At the end of the day it’s important to remember, “Hulk is strongest there is.” Which pretty much says it all.
 

Ryan Haupt has been logically invalid for over a year now, hasn't seemed to slow him down much, which you can hear for yourself on his podcast Science… sort of.

Comments

  1. Great piece, Ryan.

    If Blob really could selectively increase gravity in specific directions he’d be monumentally more powerful, Magneto status even, because he’d be able to bend one of the four fundamental forces of the universe to his will.”

    What an amazing idea. I smell a character revamp.

  2. “Nothing can stop the Juggernaut!” is still one of my favorite repeated lines in all of comics

  3. Josh can stop the juggernaut i have seen this 

  4. Finally! This has (honest-to-God) been plaging me for years!

  5. If the Blob could increase gracity in specific directions, would that mean that he can’t be moved, but that he would essentially be able to change space/time?

  6. I smell ‘Compound Hulk’-ish potential.

    Blobbernaut.  Copyright – Me.

  7. Sweetness.

  8. Avatar photo Jeff Reid (@JeffRReid) says:

    This article made me happy. I love when silly things are looked at with grave seriousness.

  9. You quoted the College Humor “Dark Knight” video in the title, didn’t you?

  10. And Wertham thought you couldn’t learn anything from comics. Hmph!

  11. oh my science! Great article!

  12. comment above was mine, sorry wheelhands (we share a work computer)

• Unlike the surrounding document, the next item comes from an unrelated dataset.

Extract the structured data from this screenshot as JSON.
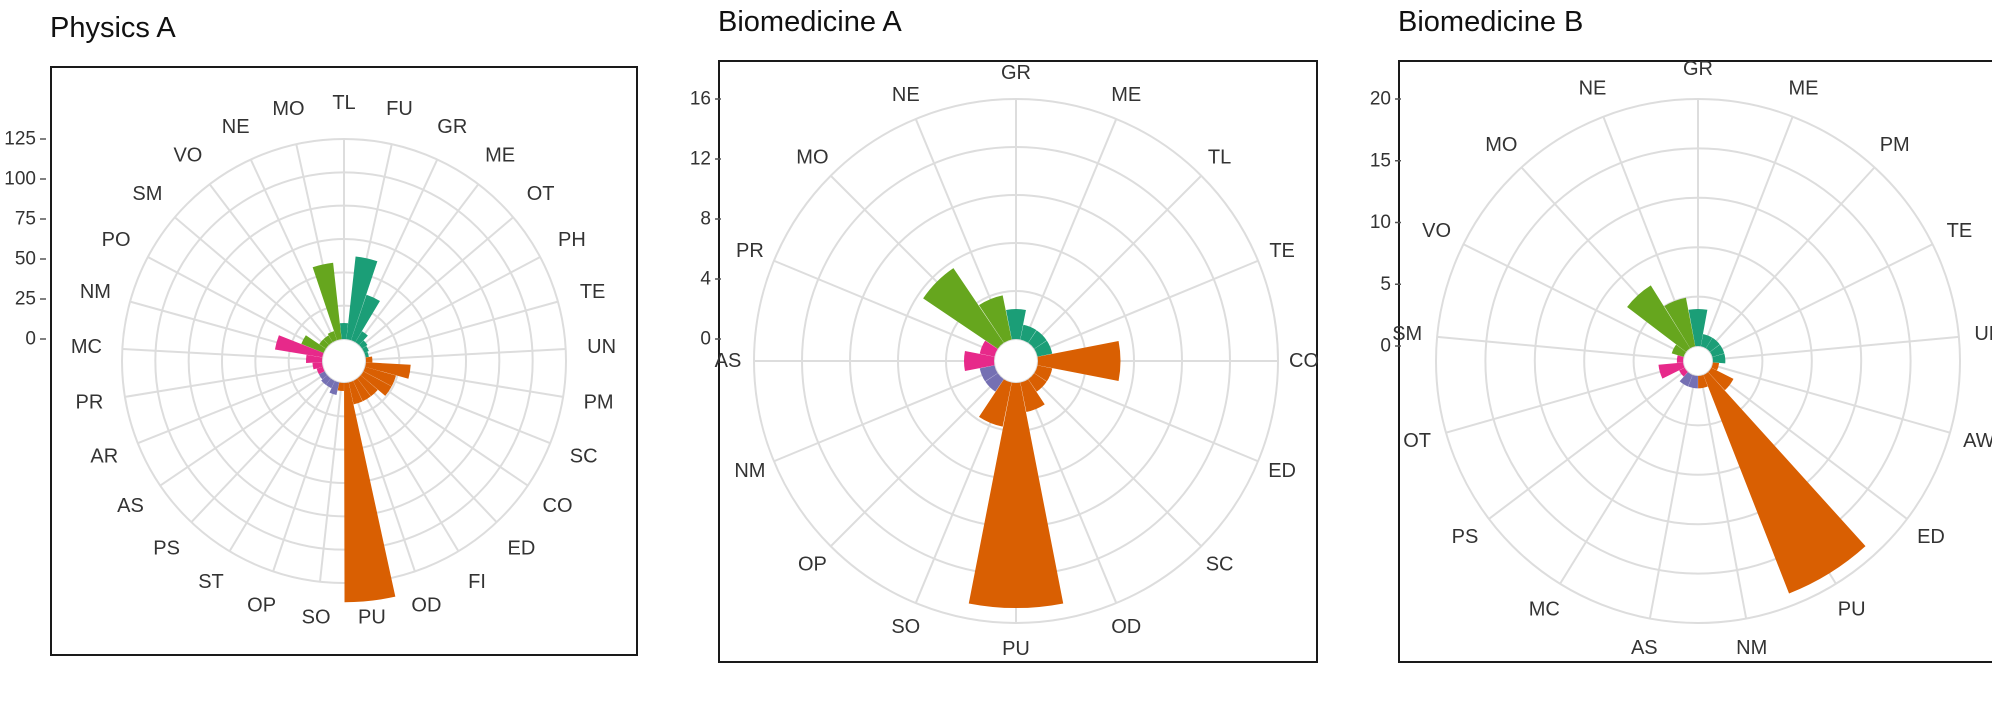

  13. Great analysis.  I remember this question being answered by a physics professor in the letters column of one of the first Wizard magazines I bought.  His answer was that if the blob truly was immovable and the juggernaut was unstoppable, then juggernaut would ricochet off of the blob depending on the angle of collision, so both would still have their qualities.  I never really thought about what being immovable would actually mean, so thanks for blowing my mind.

  14. But can the Beyonder, who can do anything, make a rock heavier than he can lift?!  We need more SCIENCE answers, please!

    If we can put a man on the moon,
    why can’t we put metal in the microwave?
                           – Frasier Crane
                             “Cheers”
                           http://www.imdb.com/title/tt0083399/quotes?qt0461764

  15. Apparently, the Blob’s powers have to do with increasing his mass. That and being a fatass are why The Vision can’t give him a heart attack. See Acts of Vengeance for details.

    The Juggernaut’s powers are magical, but he’s had his ass moved by Onslaught, so…whatever.

    And “everyone’s vulnerable to magic” isn’t necessarily true.

    Thanks for the article!

  16. I think science tell us that every single object in the universe moving all of the time, on diferent frecuencies, rates and depths, and If a single atom stops, it either implodes or explodes (depending on it’s mass, one figures). Theres not one immovable object, yet objects in the unverse are always moving (expending their own energies, or pushed by object surrounding them), some more egg-headed and related to a certain Charles Xavier than others.

    Yup, i’d give it to jugs.

  17. In my opinion at with the full power from Cyttoraks blessing the Juggernaut would KILL the Hulk!

  18. @Juggs666  That’s a good point.  I suspect though with the blessing of the Pillsbury Doughboy I’m pretty sure the Blob could completely eat the Juggernaut. Mind you, this would be the Ultimate Blob, I don’t know if the regular universe Blob has this superpower. (I believe it’s referred to as the “Poppin’ Fresh” ultra-power.)